Myong N H, Suh Y L, Chi J G, Hwang Y S
Department of Pathology, Seoul National University, Korea.
J Korean Med Sci. 1993 Jun;8(3):235-40. doi: 10.3346/jkms.1993.8.3.235.
Central core disease is a rare congenital myopathy characterized by the formation of "cores" that consist of abnormal arrangement of myofibrils inside the myofibers.
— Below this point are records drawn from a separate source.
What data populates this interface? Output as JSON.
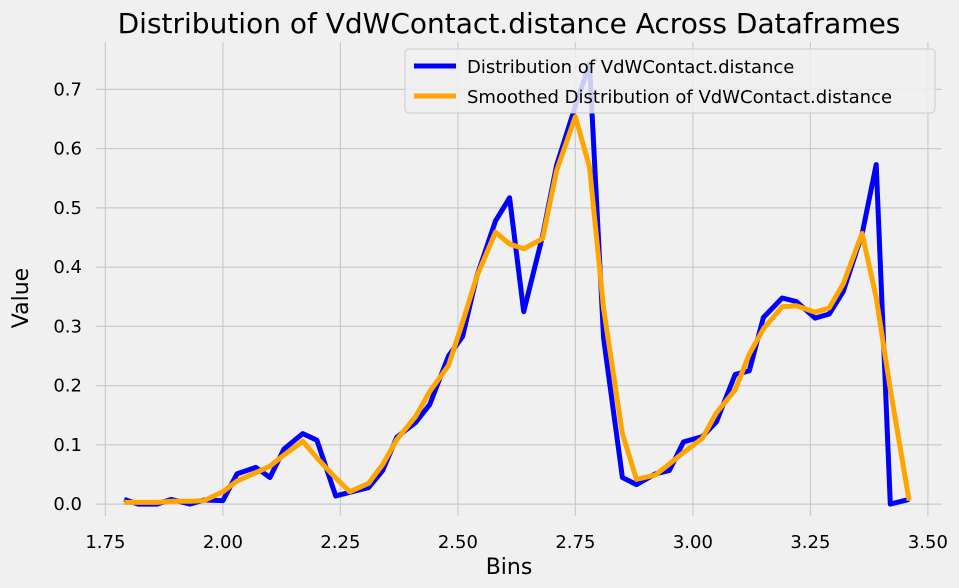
{
  "chart_data": {
    "type": "line",
    "title": "Distribution of VdWContact.distance Across Dataframes",
    "xlabel": "Bins",
    "ylabel": "Value",
    "xlim": [
      1.73,
      3.53
    ],
    "ylim": [
      -0.02,
      0.78
    ],
    "xticks": [
      1.75,
      2.0,
      2.25,
      2.5,
      2.75,
      3.0,
      3.25,
      3.5
    ],
    "xtick_labels": [
      "1.75",
      "2.00",
      "2.25",
      "2.50",
      "2.75",
      "3.00",
      "3.25",
      "3.50"
    ],
    "yticks": [
      0.0,
      0.1,
      0.2,
      0.3,
      0.4,
      0.5,
      0.6,
      0.7
    ],
    "ytick_labels": [
      "0.0",
      "0.1",
      "0.2",
      "0.3",
      "0.4",
      "0.5",
      "0.6",
      "0.7"
    ],
    "grid": true,
    "legend_position": "top-right",
    "x": [
      1.79,
      1.82,
      1.86,
      1.89,
      1.93,
      1.96,
      2.0,
      2.03,
      2.07,
      2.1,
      2.13,
      2.17,
      2.2,
      2.24,
      2.27,
      2.31,
      2.34,
      2.37,
      2.41,
      2.44,
      2.48,
      2.51,
      2.54,
      2.58,
      2.61,
      2.64,
      2.68,
      2.71,
      2.75,
      2.78,
      2.81,
      2.85,
      2.88,
      2.92,
      2.95,
      2.98,
      3.02,
      3.05,
      3.09,
      3.12,
      3.15,
      3.19,
      3.22,
      3.26,
      3.29,
      3.32,
      3.36,
      3.39,
      3.42,
      3.46
    ],
    "series": [
      {
        "name": "Distribution of VdWContact.distance",
        "color": "#0000ff",
        "values": [
          0.008,
          0.0,
          0.0,
          0.008,
          0.0,
          0.007,
          0.006,
          0.051,
          0.062,
          0.045,
          0.093,
          0.119,
          0.108,
          0.014,
          0.02,
          0.028,
          0.057,
          0.113,
          0.138,
          0.168,
          0.25,
          0.283,
          0.384,
          0.478,
          0.517,
          0.325,
          0.452,
          0.572,
          0.672,
          0.743,
          0.28,
          0.045,
          0.033,
          0.051,
          0.057,
          0.105,
          0.114,
          0.139,
          0.219,
          0.225,
          0.315,
          0.348,
          0.342,
          0.314,
          0.321,
          0.359,
          0.456,
          0.573,
          0.0,
          0.008
        ]
      },
      {
        "name": "Smoothed Distribution of VdWContact.distance",
        "color": "#ffa500",
        "values": [
          0.003,
          0.003,
          0.003,
          0.005,
          0.005,
          0.006,
          0.021,
          0.039,
          0.053,
          0.064,
          0.083,
          0.106,
          0.078,
          0.044,
          0.021,
          0.035,
          0.067,
          0.109,
          0.148,
          0.19,
          0.234,
          0.307,
          0.384,
          0.459,
          0.439,
          0.431,
          0.448,
          0.563,
          0.654,
          0.569,
          0.33,
          0.119,
          0.042,
          0.049,
          0.068,
          0.087,
          0.111,
          0.154,
          0.193,
          0.253,
          0.296,
          0.333,
          0.335,
          0.324,
          0.331,
          0.372,
          0.457,
          0.349,
          0.194,
          0.006
        ]
      }
    ]
  }
}
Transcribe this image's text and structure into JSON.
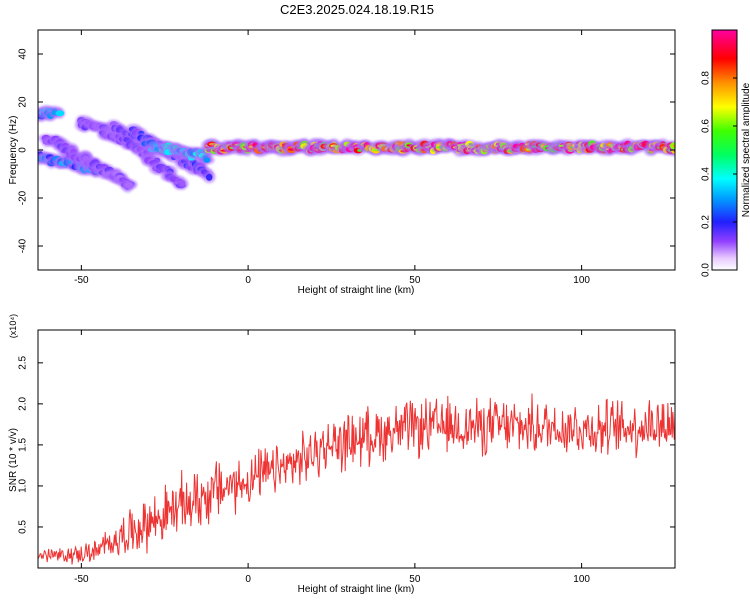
{
  "title": "C2E3.2025.024.18.19.R15",
  "chart_data": [
    {
      "type": "heatmap",
      "xlabel": "Height of straight line (km)",
      "ylabel": "Frequency (Hz)",
      "xlim": [
        -63,
        128
      ],
      "ylim": [
        -50,
        50
      ],
      "xticks": [
        -50,
        0,
        50,
        100
      ],
      "yticks": [
        -40,
        -20,
        0,
        20,
        40
      ],
      "colorbar": {
        "label": "Normalized spectral amplitude",
        "range": [
          0,
          1
        ],
        "ticks": [
          0.0,
          0.2,
          0.4,
          0.6,
          0.8
        ]
      },
      "features": [
        {
          "x_from": -63,
          "x_to": -57,
          "freq_from": 15,
          "freq_to": 15,
          "amplitude": 0.35
        },
        {
          "x_from": -63,
          "x_to": -45,
          "freq_from": -3,
          "freq_to": -8,
          "amplitude": 0.3
        },
        {
          "x_from": -60,
          "x_to": -35,
          "freq_from": 5,
          "freq_to": -15,
          "amplitude": 0.15
        },
        {
          "x_from": -50,
          "x_to": -30,
          "freq_from": 12,
          "freq_to": 0,
          "amplitude": 0.15
        },
        {
          "x_from": -40,
          "x_to": -20,
          "freq_from": 10,
          "freq_to": -15,
          "amplitude": 0.15
        },
        {
          "x_from": -35,
          "x_to": -12,
          "freq_from": 8,
          "freq_to": -10,
          "amplitude": 0.2
        },
        {
          "x_from": -30,
          "x_to": -12,
          "freq_from": 2,
          "freq_to": -3,
          "amplitude": 0.4
        },
        {
          "x_from": -12,
          "x_to": 128,
          "freq_from": 1,
          "freq_to": 1,
          "amplitude": 0.95
        }
      ]
    },
    {
      "type": "line",
      "xlabel": "Height of straight line (km)",
      "ylabel": "SNR (10 * v/v)",
      "ylabel_multiplier": "(x10⁴)",
      "xlim": [
        -63,
        128
      ],
      "ylim": [
        0,
        2.9
      ],
      "xticks": [
        -50,
        0,
        50,
        100
      ],
      "yticks": [
        0.5,
        1.0,
        1.5,
        2.0,
        2.5
      ],
      "yticklabels": [
        "0.5",
        "1.0",
        "1.5",
        "2.0",
        "2.5"
      ],
      "series": [
        {
          "color": "#ee3333",
          "x": [
            -63,
            -55,
            -45,
            -40,
            -35,
            -30,
            -25,
            -20,
            -15,
            -12,
            -10,
            -5,
            0,
            5,
            10,
            15,
            20,
            25,
            30,
            35,
            40,
            45,
            50,
            55,
            60,
            65,
            70,
            75,
            80,
            85,
            90,
            95,
            100,
            105,
            110,
            115,
            120,
            125,
            128
          ],
          "y": [
            0.15,
            0.15,
            0.2,
            0.35,
            0.45,
            0.55,
            0.65,
            0.75,
            0.85,
            0.9,
            0.95,
            1.0,
            1.05,
            1.15,
            1.2,
            1.3,
            1.4,
            1.5,
            1.55,
            1.6,
            1.65,
            1.68,
            1.7,
            1.72,
            1.72,
            1.72,
            1.72,
            1.73,
            1.72,
            1.72,
            1.72,
            1.72,
            1.7,
            1.7,
            1.7,
            1.72,
            1.75,
            1.75,
            1.75
          ],
          "noise": [
            0.08,
            0.08,
            0.12,
            0.18,
            0.22,
            0.26,
            0.28,
            0.3,
            0.32,
            0.32,
            0.3,
            0.28,
            0.25,
            0.25,
            0.25,
            0.25,
            0.25,
            0.26,
            0.28,
            0.28,
            0.28,
            0.28,
            0.28,
            0.28,
            0.28,
            0.28,
            0.28,
            0.28,
            0.28,
            0.28,
            0.28,
            0.28,
            0.28,
            0.28,
            0.28,
            0.28,
            0.3,
            0.3,
            0.3
          ]
        }
      ]
    }
  ]
}
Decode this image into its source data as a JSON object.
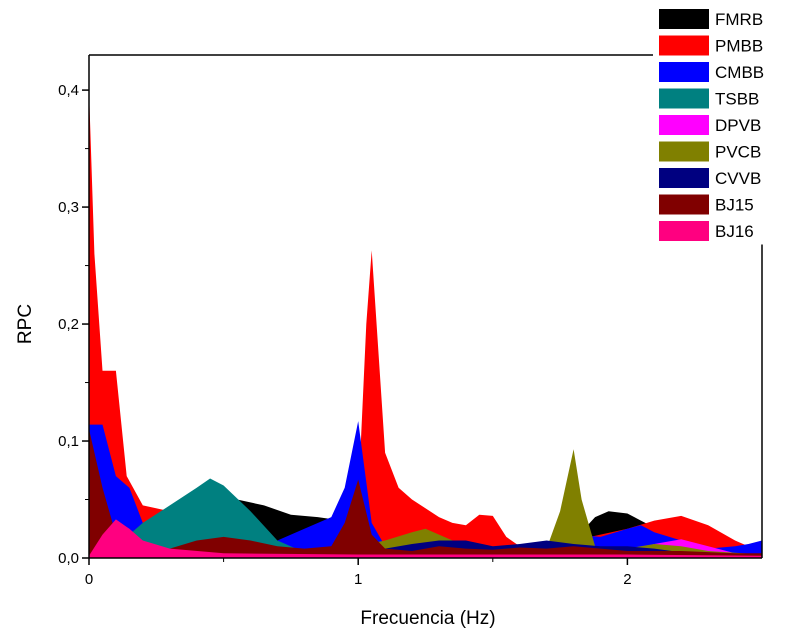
{
  "chart_data": {
    "type": "area",
    "title": "",
    "xlabel": "Frecuencia (Hz)",
    "ylabel": "RPC",
    "xlim": [
      0,
      2.5
    ],
    "ylim": [
      0,
      0.43
    ],
    "x_ticks": [
      {
        "value": 0,
        "label": "0"
      },
      {
        "value": 1,
        "label": "1"
      },
      {
        "value": 2,
        "label": "2"
      }
    ],
    "y_ticks": [
      {
        "value": 0,
        "label": "0,0"
      },
      {
        "value": 0.1,
        "label": "0,1"
      },
      {
        "value": 0.2,
        "label": "0,2"
      },
      {
        "value": 0.3,
        "label": "0,3"
      },
      {
        "value": 0.4,
        "label": "0,4"
      }
    ],
    "grid": false,
    "legend_position": "top-right",
    "series": [
      {
        "name": "FMRB",
        "color": "#000000",
        "points": [
          [
            0,
            0.005
          ],
          [
            0.1,
            0.008
          ],
          [
            0.2,
            0.015
          ],
          [
            0.3,
            0.03
          ],
          [
            0.45,
            0.055
          ],
          [
            0.55,
            0.05
          ],
          [
            0.65,
            0.045
          ],
          [
            0.75,
            0.037
          ],
          [
            0.85,
            0.035
          ],
          [
            1.0,
            0.03
          ],
          [
            1.1,
            0.022
          ],
          [
            1.2,
            0.02
          ],
          [
            1.3,
            0.018
          ],
          [
            1.4,
            0.015
          ],
          [
            1.5,
            0.013
          ],
          [
            1.6,
            0.011
          ],
          [
            1.7,
            0.012
          ],
          [
            1.8,
            0.015
          ],
          [
            1.88,
            0.035
          ],
          [
            1.93,
            0.04
          ],
          [
            2.0,
            0.038
          ],
          [
            2.05,
            0.032
          ],
          [
            2.15,
            0.02
          ],
          [
            2.25,
            0.015
          ],
          [
            2.35,
            0.01
          ],
          [
            2.5,
            0.005
          ]
        ]
      },
      {
        "name": "PMBB",
        "color": "#ff0000",
        "points": [
          [
            0,
            0.4
          ],
          [
            0.02,
            0.26
          ],
          [
            0.05,
            0.16
          ],
          [
            0.1,
            0.16
          ],
          [
            0.14,
            0.07
          ],
          [
            0.2,
            0.045
          ],
          [
            0.3,
            0.04
          ],
          [
            0.5,
            0.02
          ],
          [
            0.7,
            0.01
          ],
          [
            0.9,
            0.012
          ],
          [
            0.95,
            0.03
          ],
          [
            1.0,
            0.05
          ],
          [
            1.03,
            0.2
          ],
          [
            1.05,
            0.263
          ],
          [
            1.1,
            0.09
          ],
          [
            1.15,
            0.06
          ],
          [
            1.2,
            0.05
          ],
          [
            1.3,
            0.035
          ],
          [
            1.35,
            0.03
          ],
          [
            1.4,
            0.028
          ],
          [
            1.45,
            0.037
          ],
          [
            1.5,
            0.036
          ],
          [
            1.55,
            0.018
          ],
          [
            1.6,
            0.01
          ],
          [
            1.8,
            0.015
          ],
          [
            2.0,
            0.025
          ],
          [
            2.1,
            0.032
          ],
          [
            2.2,
            0.036
          ],
          [
            2.3,
            0.028
          ],
          [
            2.4,
            0.015
          ],
          [
            2.5,
            0.005
          ]
        ]
      },
      {
        "name": "CMBB",
        "color": "#0000ff",
        "points": [
          [
            0,
            0.114
          ],
          [
            0.05,
            0.114
          ],
          [
            0.1,
            0.07
          ],
          [
            0.15,
            0.06
          ],
          [
            0.2,
            0.03
          ],
          [
            0.3,
            0.022
          ],
          [
            0.5,
            0.018
          ],
          [
            0.7,
            0.015
          ],
          [
            0.8,
            0.025
          ],
          [
            0.9,
            0.035
          ],
          [
            0.95,
            0.06
          ],
          [
            1.0,
            0.117
          ],
          [
            1.05,
            0.03
          ],
          [
            1.1,
            0.01
          ],
          [
            1.3,
            0.01
          ],
          [
            1.5,
            0.008
          ],
          [
            1.7,
            0.012
          ],
          [
            1.8,
            0.02
          ],
          [
            1.9,
            0.018
          ],
          [
            2.0,
            0.025
          ],
          [
            2.05,
            0.028
          ],
          [
            2.1,
            0.022
          ],
          [
            2.2,
            0.015
          ],
          [
            2.3,
            0.008
          ],
          [
            2.4,
            0.01
          ],
          [
            2.45,
            0.012
          ],
          [
            2.5,
            0.015
          ]
        ]
      },
      {
        "name": "TSBB",
        "color": "#008080",
        "points": [
          [
            0,
            0.005
          ],
          [
            0.1,
            0.01
          ],
          [
            0.2,
            0.03
          ],
          [
            0.3,
            0.045
          ],
          [
            0.4,
            0.06
          ],
          [
            0.45,
            0.068
          ],
          [
            0.5,
            0.062
          ],
          [
            0.6,
            0.04
          ],
          [
            0.7,
            0.015
          ],
          [
            0.8,
            0.005
          ],
          [
            1.0,
            0.003
          ],
          [
            2.5,
            0.002
          ]
        ]
      },
      {
        "name": "DPVB",
        "color": "#ff00ff",
        "points": [
          [
            0,
            0.002
          ],
          [
            0.5,
            0.002
          ],
          [
            0.9,
            0.004
          ],
          [
            1.0,
            0.006
          ],
          [
            1.5,
            0.004
          ],
          [
            2.0,
            0.006
          ],
          [
            2.1,
            0.012
          ],
          [
            2.2,
            0.016
          ],
          [
            2.3,
            0.01
          ],
          [
            2.4,
            0.004
          ],
          [
            2.5,
            0.002
          ]
        ]
      },
      {
        "name": "PVCB",
        "color": "#808000",
        "points": [
          [
            0,
            0.002
          ],
          [
            0.9,
            0.003
          ],
          [
            1.0,
            0.01
          ],
          [
            1.1,
            0.015
          ],
          [
            1.2,
            0.022
          ],
          [
            1.25,
            0.025
          ],
          [
            1.3,
            0.02
          ],
          [
            1.4,
            0.01
          ],
          [
            1.6,
            0.005
          ],
          [
            1.7,
            0.008
          ],
          [
            1.75,
            0.04
          ],
          [
            1.8,
            0.093
          ],
          [
            1.83,
            0.05
          ],
          [
            1.88,
            0.01
          ],
          [
            2.0,
            0.008
          ],
          [
            2.1,
            0.012
          ],
          [
            2.2,
            0.01
          ],
          [
            2.3,
            0.006
          ],
          [
            2.5,
            0.003
          ]
        ]
      },
      {
        "name": "CVVB",
        "color": "#000080",
        "points": [
          [
            0,
            0.002
          ],
          [
            0.5,
            0.003
          ],
          [
            1.0,
            0.005
          ],
          [
            1.1,
            0.008
          ],
          [
            1.2,
            0.012
          ],
          [
            1.3,
            0.015
          ],
          [
            1.4,
            0.015
          ],
          [
            1.5,
            0.01
          ],
          [
            1.6,
            0.012
          ],
          [
            1.7,
            0.015
          ],
          [
            1.8,
            0.012
          ],
          [
            1.9,
            0.01
          ],
          [
            2.0,
            0.01
          ],
          [
            2.1,
            0.008
          ],
          [
            2.2,
            0.005
          ],
          [
            2.5,
            0.003
          ]
        ]
      },
      {
        "name": "BJ15",
        "color": "#800000",
        "points": [
          [
            0,
            0.11
          ],
          [
            0.05,
            0.06
          ],
          [
            0.1,
            0.02
          ],
          [
            0.2,
            0.008
          ],
          [
            0.3,
            0.008
          ],
          [
            0.4,
            0.015
          ],
          [
            0.5,
            0.018
          ],
          [
            0.6,
            0.015
          ],
          [
            0.7,
            0.01
          ],
          [
            0.8,
            0.008
          ],
          [
            0.9,
            0.01
          ],
          [
            0.95,
            0.03
          ],
          [
            1.0,
            0.067
          ],
          [
            1.05,
            0.02
          ],
          [
            1.1,
            0.008
          ],
          [
            1.2,
            0.006
          ],
          [
            1.3,
            0.01
          ],
          [
            1.4,
            0.008
          ],
          [
            1.5,
            0.007
          ],
          [
            1.6,
            0.009
          ],
          [
            1.7,
            0.008
          ],
          [
            1.8,
            0.01
          ],
          [
            2.0,
            0.006
          ],
          [
            2.2,
            0.006
          ],
          [
            2.4,
            0.004
          ],
          [
            2.5,
            0.004
          ]
        ]
      },
      {
        "name": "BJ16",
        "color": "#ff0080",
        "points": [
          [
            0,
            0.002
          ],
          [
            0.05,
            0.02
          ],
          [
            0.1,
            0.033
          ],
          [
            0.15,
            0.025
          ],
          [
            0.2,
            0.015
          ],
          [
            0.3,
            0.008
          ],
          [
            0.5,
            0.004
          ],
          [
            1.0,
            0.003
          ],
          [
            1.5,
            0.003
          ],
          [
            2.0,
            0.003
          ],
          [
            2.5,
            0.002
          ]
        ]
      }
    ]
  }
}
We report a 5-year-old Korean girl who showed a fairly typical clinical course of non-progressive muscle weakness. Electrodiagnostic studies showed low-amplitude polyphasic electromyograph and normal nerve conduction velocity. Gastrocnemius muscle biopsy showed central cores in over 80% of the fibers on H&E section. Histochemistry revealed deficient or absent mitochondrial enzyme in the cores and type I predominance. Ultrastructurally both structured and non-structured cores were found separately or simultaneously in one fiber. This case is the first report in the Korean literature.
中央轴空病是一种罕见的先天性肌病,其特征是在肌纤维内形成由肌原纤维异常排列组成的“轴空”。我们报告一名5岁韩国女孩,其表现出相当典型的非进行性肌无力临床病程。电诊断研究显示肌电图为低波幅多相波,神经传导速度正常。腓肠肌活检显示苏木精-伊红(H&E)切片上超过80%的纤维有中央轴空。组织化学显示轴空内线粒体酶缺乏或缺失,且以I型为主。超微结构显示,在一根纤维中可单独或同时发现有结构和无结构的轴空。该病例是韩国文献中的首例报道。